Grande-Synthe : l'Etat prend la main sur le camp de migrants

Les ministres de l'Intérieur et du Logement ont signé une convention pour le contrôle de ce camp humanitaire, afin in fine de mieux le fermer.
La ministre du Logement Emmanuelle Cosse et le ministre de l'Intérieur Bernard Cazeneuve au camp de réfugiés de Grande-Synthe, dans le nord de la France, le 30 mai 2016. (Photo Denis Charlet. AFP)
publié le 30 mai 2016 à 21h23

Que va devenir le camp humanitaire de la Linière Grande-Synthe (Nord), et à quelle échéance ? L'Etat en prend le contrôle pour mieux le fermer, «à terme», après sa «réduction progressive». Bernard Cazeneuve, ministre de l'Intérieur, était sur place lundi après-midi pour signer, aux côtés d'Emmanuelle Cosse, ministre du Logement, une convention avec le maire de Grande-Synthe, Damien Carême (EE-LV), et l'association de lutte contre l'exclusion Afeji, qui lui permet de prendre la main sur le camp de cabanons de bois.

Le site avait été ouvert le 7 mars avec Médecins sans frontières, sur la friche d'une ancienne coopérative de Lin, entre la voie ferrée et l'autoroute A16, pour vider le vieux camp de boue du Basroch, qui durait depuis dix ans, et dans lequel le nombre d'exilés était passé de 80 à 2 800 en quelques mois en 2015. Pour vider ce nouveau camp, qui compte aujourd'hui 757 personnes selon les chiffres officiels, l'Etat suggère aux migrants de renoncer au passage clandestin vers l'Angleterre. La solution qu'on leur offre : rejoindre les 134 centres d'accueil et d'orientation (CAO), la porte vers la demande d'asile en France, ouverts dans tout le pays pour abriter les migrants des «jungles». Déjà «788 personnes» du camp du Basroch, puis de la Linière, les auraient choisis, selon Bernard Cazeneuve. Et 60 à 80 rien que sur les deux dernières semaines.

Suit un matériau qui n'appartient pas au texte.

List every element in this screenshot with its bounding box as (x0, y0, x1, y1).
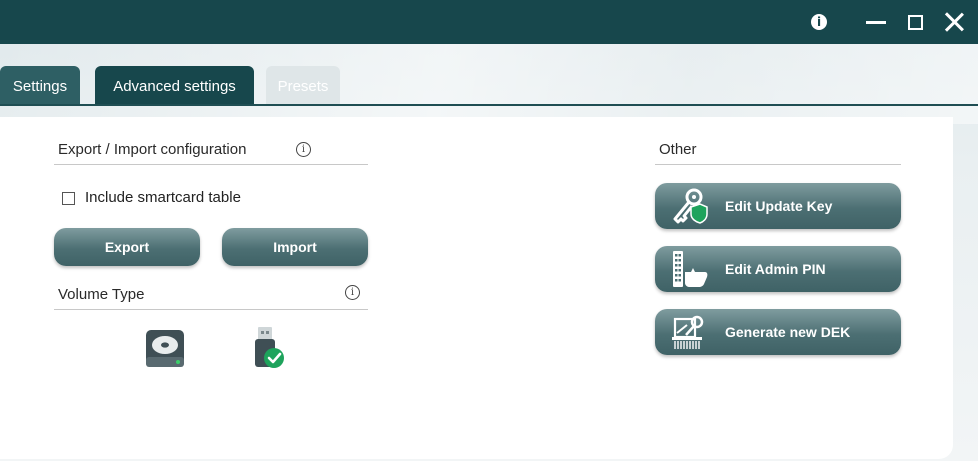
edit-admin-pin-label: Edit Admin PIN (725, 261, 826, 277)
hard-drive-icon (146, 330, 184, 367)
generate-new-dek-label: Generate new DEK (725, 324, 851, 340)
volume-type-info-icon[interactable]: i (345, 285, 360, 300)
info-button[interactable]: i (799, 0, 839, 44)
tab-presets[interactable]: Presets (266, 66, 340, 106)
key-shield-icon (673, 188, 708, 224)
close-icon (944, 12, 964, 32)
usb-drive-option[interactable] (250, 325, 286, 371)
key-shredder-icon (672, 315, 704, 349)
hard-drive-option[interactable] (144, 327, 186, 369)
generate-new-dek-button[interactable]: Generate new DEK (655, 309, 901, 355)
tab-settings[interactable]: Settings (0, 66, 80, 106)
edit-update-key-button[interactable]: Edit Update Key (655, 183, 901, 229)
minimize-icon (866, 20, 886, 24)
volume-type-divider (54, 309, 368, 310)
other-divider (655, 164, 901, 165)
usb-drive-check-icon (255, 327, 284, 368)
edit-admin-pin-button[interactable]: Edit Admin PIN (655, 246, 901, 292)
tab-advanced-settings[interactable]: Advanced settings (95, 66, 254, 106)
import-button[interactable]: Import (222, 228, 368, 266)
maximize-button[interactable] (895, 0, 935, 44)
info-icon: i (811, 14, 827, 30)
advanced-settings-panel: Export / Import configuration i Include … (0, 117, 953, 459)
volume-type-title: Volume Type (58, 286, 145, 303)
title-bar: i (0, 0, 978, 44)
tabs-underline (0, 104, 978, 106)
export-import-divider (54, 164, 368, 165)
keypad-hand-icon (673, 251, 708, 287)
edit-update-key-label: Edit Update Key (725, 198, 833, 214)
close-button[interactable] (934, 0, 974, 44)
export-import-title: Export / Import configuration (58, 141, 247, 158)
include-smartcard-label: Include smartcard table (85, 189, 241, 206)
export-button[interactable]: Export (54, 228, 200, 266)
other-title: Other (659, 141, 697, 158)
export-import-info-icon[interactable]: i (296, 142, 311, 157)
minimize-button[interactable] (856, 0, 896, 44)
maximize-icon (907, 14, 923, 30)
include-smartcard-checkbox[interactable] (62, 192, 75, 205)
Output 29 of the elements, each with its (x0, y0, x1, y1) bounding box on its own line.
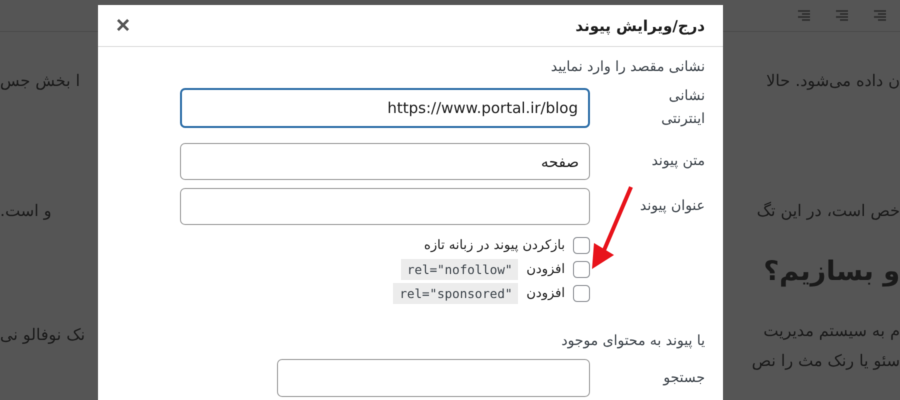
checkbox-label: بازکردن پیوند در زبانه تازه (424, 238, 565, 253)
page-text: م به سیستم مدیریت (763, 320, 900, 342)
page-text: خص است، در این تگ (756, 200, 900, 222)
checkbox[interactable] (573, 260, 590, 278)
checkbox-label: افزودن (526, 286, 565, 301)
checkbox[interactable] (573, 236, 590, 254)
page-text: سئو یا رنک مث را نص (752, 350, 900, 372)
section-heading: یا پیوند به محتوای موجود (560, 333, 705, 350)
field-label: نشانی اینترنتی (660, 87, 705, 130)
field-label: متن پیوند (650, 152, 705, 172)
page-text: ا بخش جس (0, 70, 80, 92)
search-label: جستجو (662, 368, 705, 388)
search-field[interactable] (277, 359, 590, 398)
text-input[interactable]: https://www.portal.ir/blog (180, 88, 590, 128)
code-text: rel="sponsored" (393, 282, 518, 304)
text-input[interactable]: صفحه (180, 143, 590, 180)
text-input[interactable] (180, 188, 590, 226)
page-heading: و بسازیم؟ (764, 255, 900, 289)
page-text: ن داده می‌شود. حالا (766, 70, 900, 92)
close-button[interactable]: × (112, 14, 134, 38)
field-label: عنوان پیوند (638, 197, 705, 216)
page-text: و است. (0, 200, 52, 222)
checkbox-label: افزودن (526, 262, 565, 277)
page-text: نک نوفالو نی (0, 324, 86, 346)
checkbox[interactable] (573, 284, 590, 302)
code-text: rel="nofollow" (401, 258, 518, 280)
align-icon[interactable] (872, 10, 888, 22)
dialog-title: درج/ویرایش پیوند (575, 16, 705, 34)
instruction-text: نشانی مقصد را وارد نمایید (550, 59, 705, 75)
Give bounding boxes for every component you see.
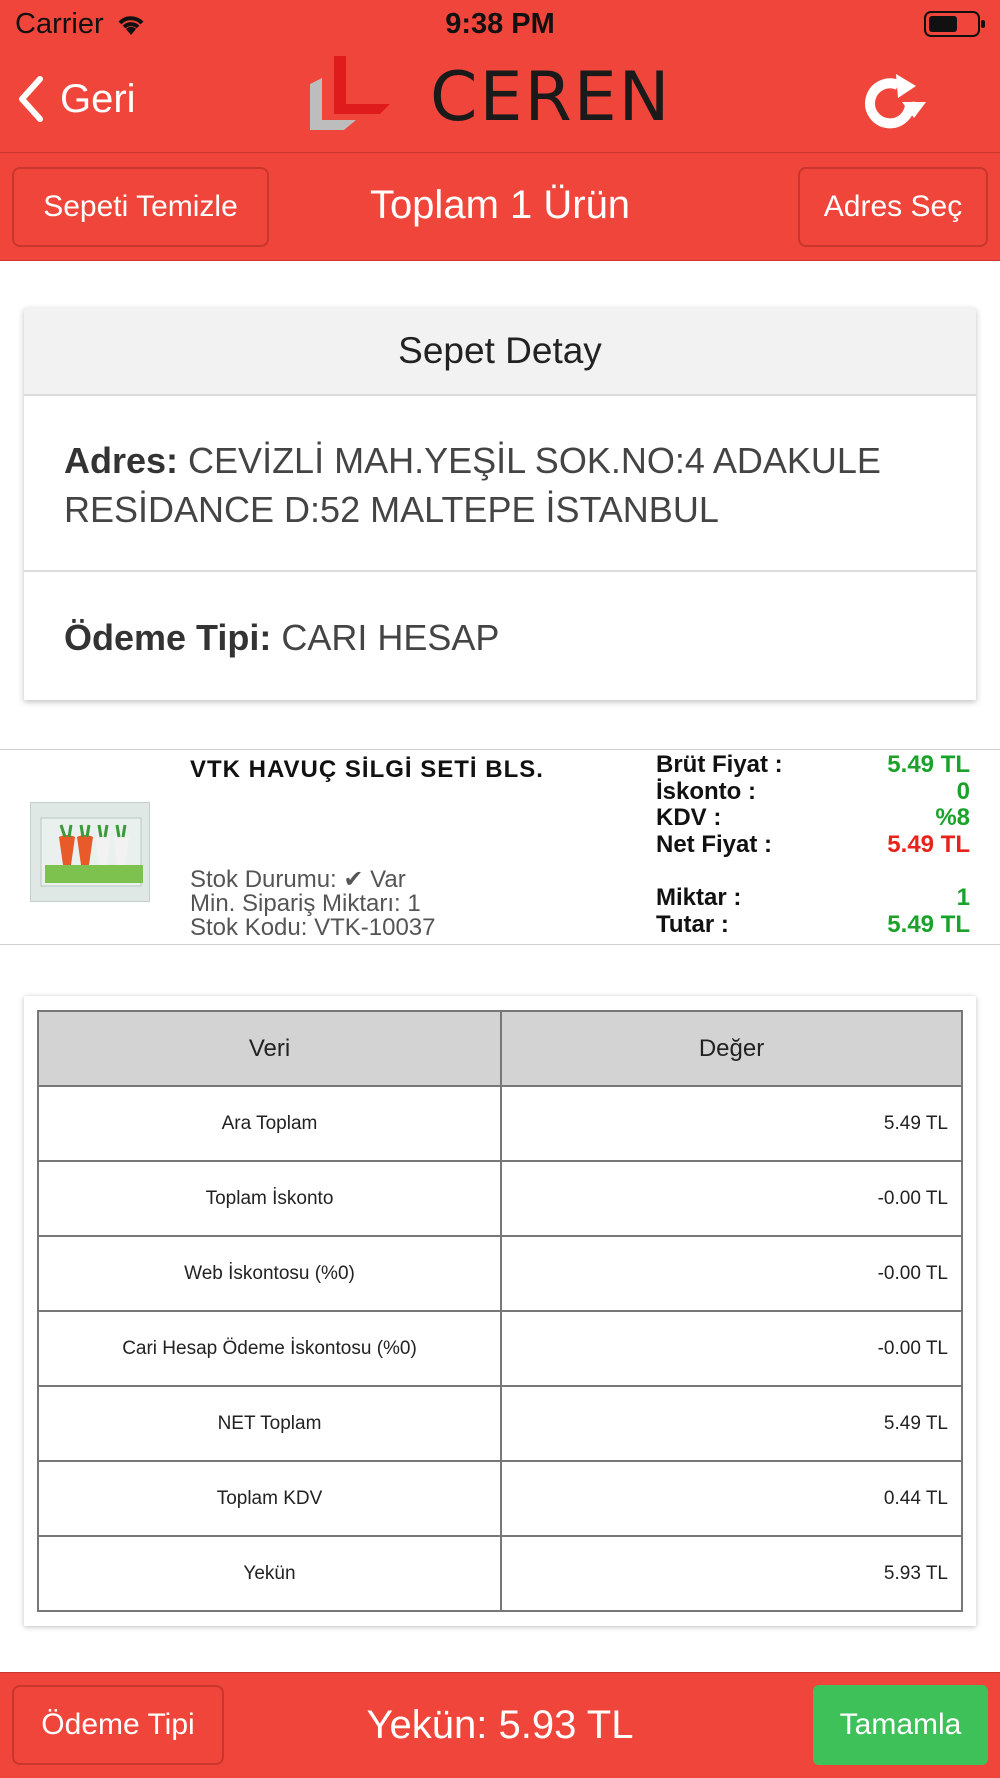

Le camp désormais «complet»

Dans le même temps, le camp a perdu 250 personnes, on peut donc supposer que 170 personnes sont passées en Angleterre. C'est l'autre moyen de vider la Linière, le plus efficace, pour l'instant. Bernard Cazeneuve lui, veut croire qu'il inversera la tendance, et rendra «étanche» la frontière. «L'an dernier, 251 filières de passeurs ont été démantelées en France, une augmentation de 25% par rapport à 2014. Depuis le début de l'année 2016, 116 filières ont été démantelées, 21 concernent Grande-Synthe», a-t-il indiqué.

Le camp se vide, passé de 1 330 à 757 occupants en deux mois et demi. «Bernard Cazeneuve pensait qu'il ferait "appel d'air", c'est le contraire qui s'est passé», raconte le maire Damien Carême. Que se passera-t-il si de nouveaux migrants arrivent ? Le maire assure que le camp est désormais «complet», mais plaide pour une souplesse. «Si une famille arrive en pleine nuit, on ne la laissera pas dehors. Si 750 personnes arrivent d'un coup, je ne les prendrai pas.» La convention qui vient d'être signée prévoit que «plus aucune entrée» ne peut avoir lieu sans autorisation de l'Etat et de la commune. La ville et l'Afeji sont chargées de «l'enlèvement des tentes et chalets après chaque départ de personne migrante». Une centaine de chalets sont vides, et seront bientôt démontés.

Et la fermeture, c’est pour quand ?

«Déjà, des passeurs ont mis des cadenas aux portes, pour pouvoir les louer», grince le maire. Et la fermeture, c'est pour quand ? «On prendra le temps. Ça peut s'arrêter demain, ça peut durer des années.» Et si, après la fermeture, de nouveaux réfugiés débarquent et créent une «jungle», comme celle qui est née il y a 10 ans au lieu-dit «Le Basroch» à Grande-Synthe et qui s'est terminée en gigantesque mare de boue ? «On se reposera la question».

Les associations la posent déjà. «Pour ceux qui ne veulent pas demander l'asile, quelle solution à part la boue ou la "jungle" de Calais en attendant l'Angleterre ?», s'inquiète Yann Manzi, régisseur du festival des Vieilles Charrues dans le civil, et responsable bénévole de l'association Utopia 56, qui coordonnait jusqu'ici le camp. Il reste à Grande-Synthe avec ses centaines de volontaires et assure qu'il sera «vigilant».

Vigilance aussi pour Franck Esnée, chef de mission France de Médecins sans frontières : «L'intervention de l'Etat est une bonne chose, c'est de sa responsabilité. Le camp, lui, avait besoin d'un gestionnaire. Mais si c'est coercitif, ce sera un échec. On doit être capable d'accueillir les gens, de respecter leur projet et de ne pas les laisser dehors.» Et au besoin, «rouvrir un camp».